Fine-tunes only the quantization scales, significantly reducing memory overhead.
Optimized for low-bit integer quantization (≤ 4-bit) while maintaining high accuracy.

Seamless Task Switching

PEQA enables quick and efficient adaptation across different tasks by swapping quantization scales instead of retraining entire models.

Faster Inference

The frozen integer matrix remains intact, ensuring post-fine-tuning speedup using quantized inference kernels.

Experiments

Memory and General Comparison

PEQA vs. QAT vs.
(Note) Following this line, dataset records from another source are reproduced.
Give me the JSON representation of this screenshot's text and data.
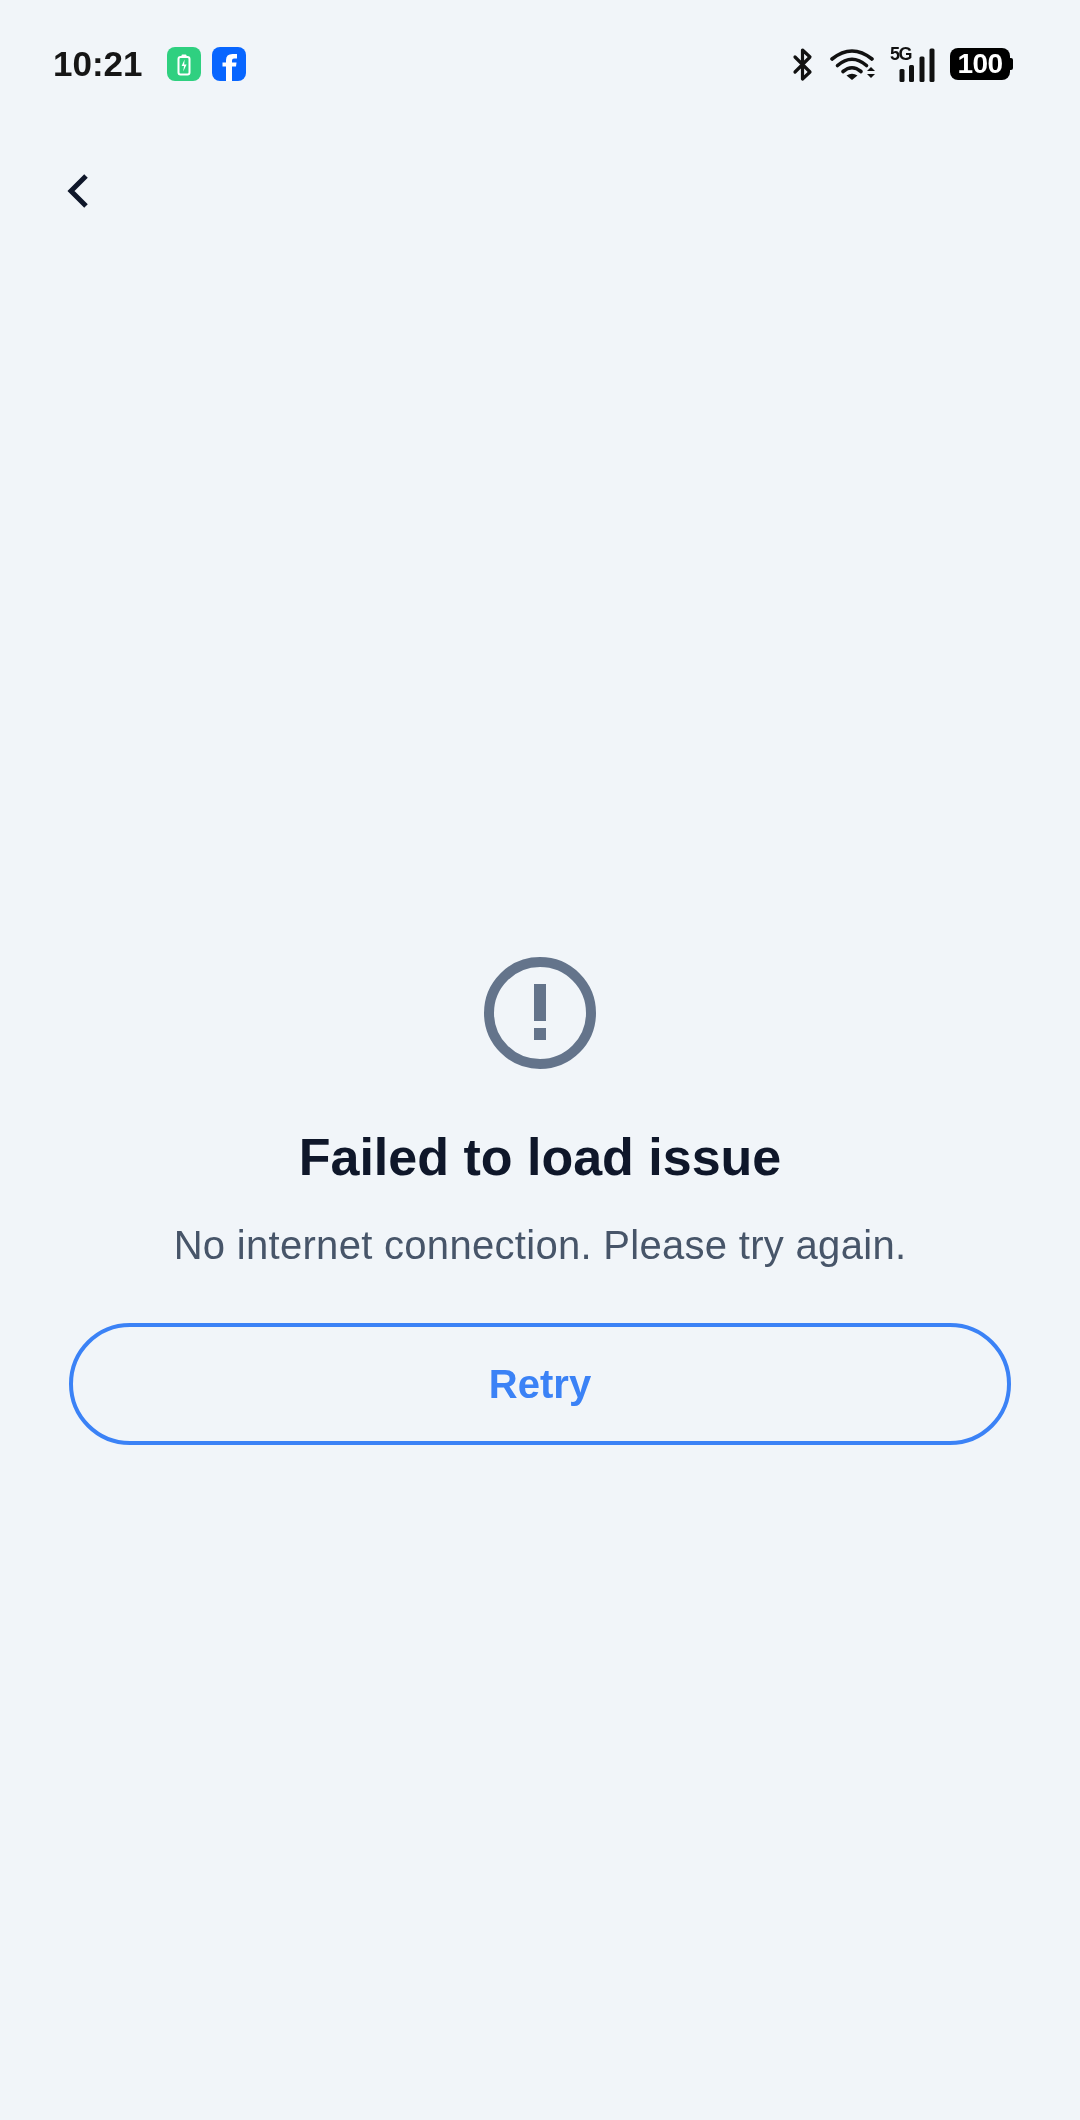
{
  "status_bar": {
    "time": "10:21",
    "network_type": "5G",
    "battery": "100"
  },
  "error": {
    "title": "Failed to load issue",
    "message": "No internet connection. Please try again."
  },
  "retry_button": {
    "label": "Retry"
  }
}
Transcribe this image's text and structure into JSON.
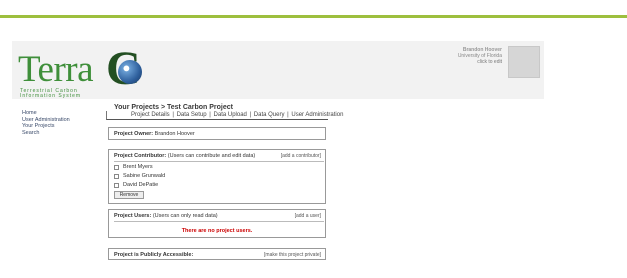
{
  "header": {
    "logo_word": "Terra",
    "logo_letter": "C",
    "logo_subtitle": "Terrestrial Carbon Information System",
    "user_name": "Brandon Hoover",
    "user_org": "University of Florida",
    "user_edit": "click to edit"
  },
  "sidenav": {
    "items": [
      {
        "label": "Home"
      },
      {
        "label": "User Administration"
      },
      {
        "label": "Your Projects"
      },
      {
        "label": "Search"
      }
    ]
  },
  "breadcrumb": {
    "root": "Your Projects",
    "separator": ">",
    "current": "Test Carbon Project"
  },
  "submenu": {
    "items": [
      {
        "label": "Project Details"
      },
      {
        "label": "Data Setup"
      },
      {
        "label": "Data Upload"
      },
      {
        "label": "Data Query"
      },
      {
        "label": "User Administration"
      }
    ],
    "separator": "|"
  },
  "owner": {
    "label": "Project Owner:",
    "value": "Brandon Hoover"
  },
  "contributors": {
    "label": "Project Contributor:",
    "note": "(Users can contribute and edit data)",
    "add_link": "[add a contributor]",
    "people": [
      {
        "name": "Brent Myers"
      },
      {
        "name": "Sabine Grunwald"
      },
      {
        "name": "David DePatie"
      }
    ],
    "remove_label": "Remove"
  },
  "users": {
    "label": "Project Users:",
    "note": "(Users can only read data)",
    "add_link": "[add a user]",
    "empty_message": "There are no project users."
  },
  "public": {
    "label": "Project is Publicly Accessible:",
    "link": "[make this project private]"
  },
  "colors": {
    "accent_green": "#9dbf3e",
    "logo_green": "#3f8f3a",
    "warning_red": "#cc0000"
  }
}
PEFT+PTQ

PEQA achieves performance close to QAT, significantly outperforming LoRA + PTQ at 3-bit and 4-bit precision.
Lower perplexity indicates effective fine-tuning of quantized models without sacrificing accuracy.
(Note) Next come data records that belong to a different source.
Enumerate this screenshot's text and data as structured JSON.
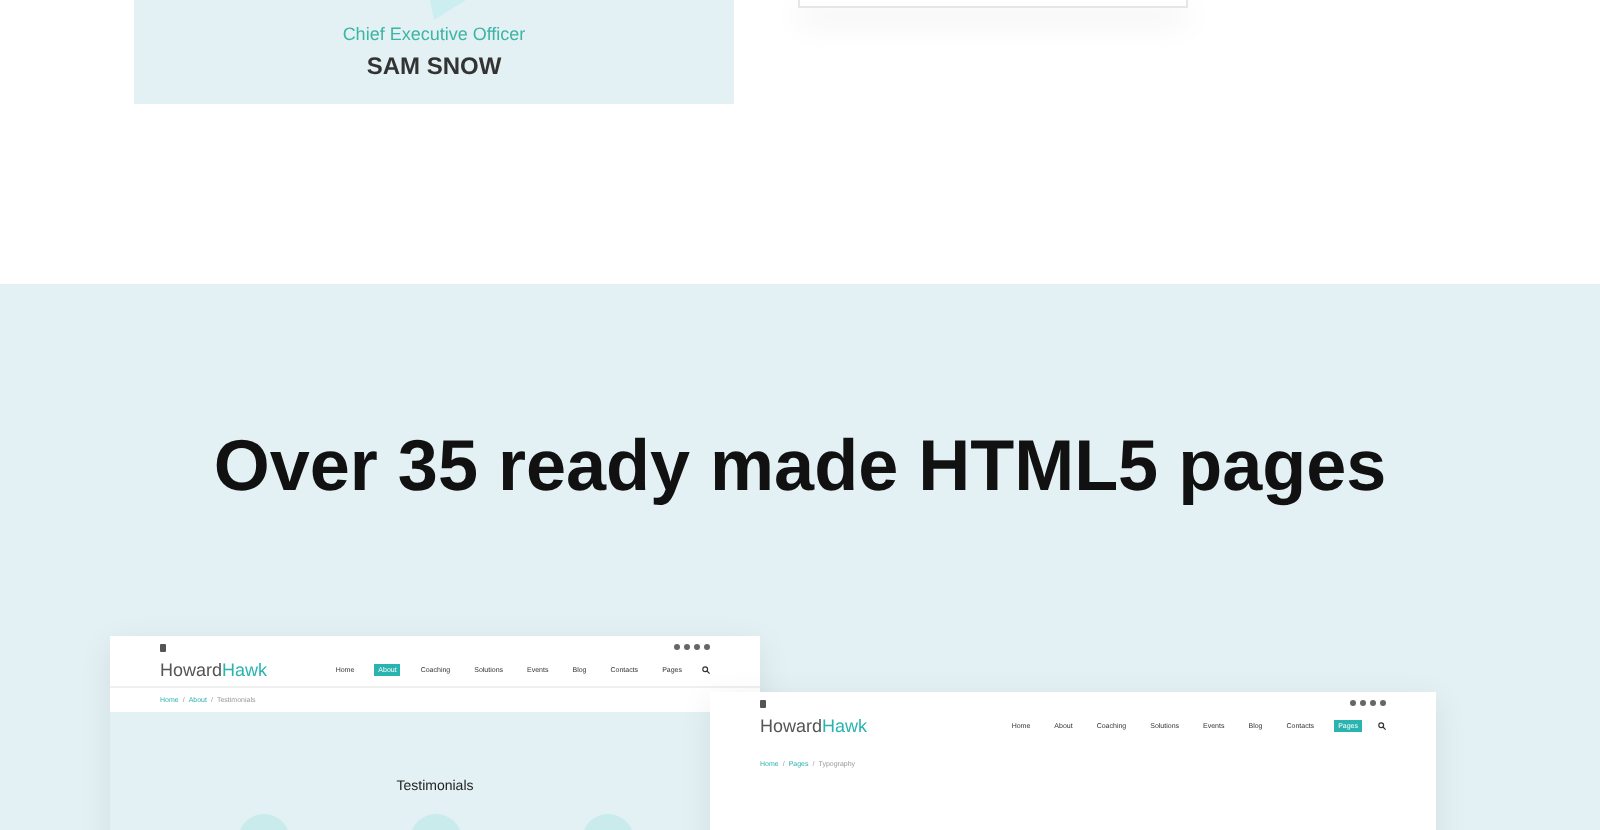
{
  "team_card": {
    "role": "Chief Executive Officer",
    "name": "SAM SNOW"
  },
  "showcase": {
    "heading": "Over 35 ready made HTML5 pages",
    "previews": [
      {
        "logo_first": "Howard",
        "logo_second": "Hawk",
        "nav": [
          {
            "label": "Home",
            "selected": false
          },
          {
            "label": "About",
            "selected": true
          },
          {
            "label": "Coaching",
            "selected": false
          },
          {
            "label": "Solutions",
            "selected": false
          },
          {
            "label": "Events",
            "selected": false
          },
          {
            "label": "Blog",
            "selected": false
          },
          {
            "label": "Contacts",
            "selected": false
          },
          {
            "label": "Pages",
            "selected": false
          }
        ],
        "breadcrumbs": [
          "Home",
          "About",
          "Testimonials"
        ],
        "separator": "/",
        "page_title": "Testimonials",
        "tinted": true
      },
      {
        "logo_first": "Howard",
        "logo_second": "Hawk",
        "nav": [
          {
            "label": "Home",
            "selected": false
          },
          {
            "label": "About",
            "selected": false
          },
          {
            "label": "Coaching",
            "selected": false
          },
          {
            "label": "Solutions",
            "selected": false
          },
          {
            "label": "Events",
            "selected": false
          },
          {
            "label": "Blog",
            "selected": false
          },
          {
            "label": "Contacts",
            "selected": false
          },
          {
            "label": "Pages",
            "selected": true
          }
        ],
        "breadcrumbs": [
          "Home",
          "Pages",
          "Typography"
        ],
        "separator": "/",
        "tinted": false
      }
    ]
  }
}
Instruction-Tuning with Alpaca Dataset

Evaluated on common-sense reasoning and in-context learning tasks (ARC, PIQA, HellaSwag).
Performance comparable to LoRA, with additional memory savings and inference acceleration.

Notations

Quantized Weights and Fine-Tuning

Weight-only asymmetric quantization:
Given a fully-connected layer \(\mathbf{W}_0 \in \mathbb{R}^{n \times m}\), a given bit-width \(b\), per-channel scales and zero-points \(\mathbf{s}_0, \mathbf{z}_0 \in \mathbb{R}^{n \times 1}\), asymmetric quantized pre-trained weights \(\widehat{\mathbf{W}}_0\) can be written as

\[\widehat{\mathbf{W}}_0 = \mathbf{s}_0 \cdot \overline{\mathbf{W}}_0 = \mathbf{s}_0 \cdot \left( \text{clamp} \left( \left\lfloor \frac{\mathbf{W}_0}{\mathbf{s}_0} \right\rfloor + \mathbf{z}_0, 0, 2^b - 1 \right) - \mathbf{z}_0 \right),\]

PEQA fine-tuning modifies only the quantization scale by:
\(\widehat{\mathbf{W}} = (\mathbf{s}_0 + \Delta s) \cdot \overline{\mathbf{W}}_0 = (\mathbf{s}_0 + \Delta s) \cdot \left( \text{clamp} \left( \left\lfloor \frac{\mathbf{W}_0}{\mathbf{s}_0} \right\rfloor + \mathbf{z}_0, 0, 2^b - 1 \right) - \mathbf{z}_0 \right)\) where \(\overline{\mathbf{W}}_0\) is frozen, and \(\Delta \mathbf{s} \in \mathbb{R}^{n \times 1}\) represents the gradient update of \(\mathbf{s}_0\) obtained by adaptation to a downstream task.

Conclusion

PEQA presents a memory-efficient fine-tuning approach for quantized LLMs (weight-only quantization). By updating only the quantization scales while keeping integer matrices fixed, PEQA achieves:

Comparable accuracy to full-precision PEFT methods
Significant memory savings (up to 4× reduction)
Seamless adaptation to new tasks
Faster inference without additional post-processing

PEQA enables scalable and efficient model adaptation for large-scale language models, ensuring practical deployment on memory-constrained devices.